The shakeup, occuring later this year, will create a new major sector with more idiosyncratic risk
When plans to create a new “communications” category in the stock market’s Global Industry Classification Standard (GICS) made the news last year, some speculated on its potential impact, particularly on tech-focused ETFs. In a new analysis, investment bank Morgan Stanley has weighed in on exactly what the upcoming shakeup will mean.
“The realignment is unprecedented,” said the firm, as reported by MarketWatch. “Previously, the only sector change was the separation of real estate from financials in 2016, but this affected a smaller fraction of market cap, was simpler in terms of which stocks could go where, and had a longer lead time for investors to digest.”
The new classification, set to take effect in September, will see different communication-oriented companies that mostly span multiple sector categories re-boxed into one group. These include consumer discretionary stocks like Disney, Netflix, and Comcast, which have a combined market capitalization exceeding US$450 billion. Technology stocks like Facebook and Google parent Alphabet, which together have a US$1.3-trillion market cap, will also be moving over.
Morgan Stanley has found that the communications sector will be the third-largest based on market cap, accounting for 13.2% of the whole. But with only 60 components, the sector will be “mega cap-heavy and concentrated” in terms of holdings.
The prospective new sector “has higher stock-specific risk, meaning its typical stock is more idiosyncratic relative to standard equity risk factors, than the modified tech sector, and similar or higher stock specific risk to the modified discretionary sector,” Morgan Stanley said.
Speaking on the sector’s valuations, the firm said it will have a price-to-book ratio of 4.09, lagging both the revised technology (5.8) and consumer discretionary (6.39) sectors. It will also have the lowest dividend yield at 0.79%, compared to 1.6% for discretionary and 1.09% for technology. In terms of forward price-to-earnings ratios, the sector will have 22.53, as compared to 19.65 for the revised tech and 24 for the revised consumer sectors.

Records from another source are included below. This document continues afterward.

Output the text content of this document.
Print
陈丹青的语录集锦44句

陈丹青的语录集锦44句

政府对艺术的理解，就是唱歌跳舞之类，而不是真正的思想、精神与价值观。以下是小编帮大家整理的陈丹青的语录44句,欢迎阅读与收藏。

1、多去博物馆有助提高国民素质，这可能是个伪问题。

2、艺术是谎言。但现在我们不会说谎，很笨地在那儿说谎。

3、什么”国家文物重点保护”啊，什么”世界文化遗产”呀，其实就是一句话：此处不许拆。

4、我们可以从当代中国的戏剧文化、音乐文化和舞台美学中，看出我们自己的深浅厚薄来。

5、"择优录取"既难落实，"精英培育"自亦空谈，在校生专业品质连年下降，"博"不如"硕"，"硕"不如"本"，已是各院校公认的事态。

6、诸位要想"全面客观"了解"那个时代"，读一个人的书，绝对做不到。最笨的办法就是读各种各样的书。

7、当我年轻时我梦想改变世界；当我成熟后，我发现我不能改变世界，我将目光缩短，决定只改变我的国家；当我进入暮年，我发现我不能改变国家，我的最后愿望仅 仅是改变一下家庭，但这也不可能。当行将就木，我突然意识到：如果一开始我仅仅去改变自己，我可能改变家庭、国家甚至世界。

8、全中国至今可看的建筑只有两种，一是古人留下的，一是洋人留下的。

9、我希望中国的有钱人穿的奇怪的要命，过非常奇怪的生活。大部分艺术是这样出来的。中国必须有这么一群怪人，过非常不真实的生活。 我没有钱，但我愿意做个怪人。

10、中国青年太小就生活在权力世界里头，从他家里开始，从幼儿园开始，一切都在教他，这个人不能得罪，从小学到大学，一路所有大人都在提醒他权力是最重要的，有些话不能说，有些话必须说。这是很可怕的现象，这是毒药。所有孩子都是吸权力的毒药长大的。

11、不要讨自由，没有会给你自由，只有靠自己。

In a December note, Credit Suisse estimated that the new communications sector could affect 26 passive sector-tracking ETFs with over US$60 billion in assets, including 10 with over US$1 billion, as they are compelled to sell holdings that will be shuffled out of their benchmark indexes. While that could create short-term volatility in the affected stocks, MSCI and S&P Dow Jones’ plan to release a list of the largest impacted companies this August could give the market time to price in and possibly pre-empt shocks from such changes.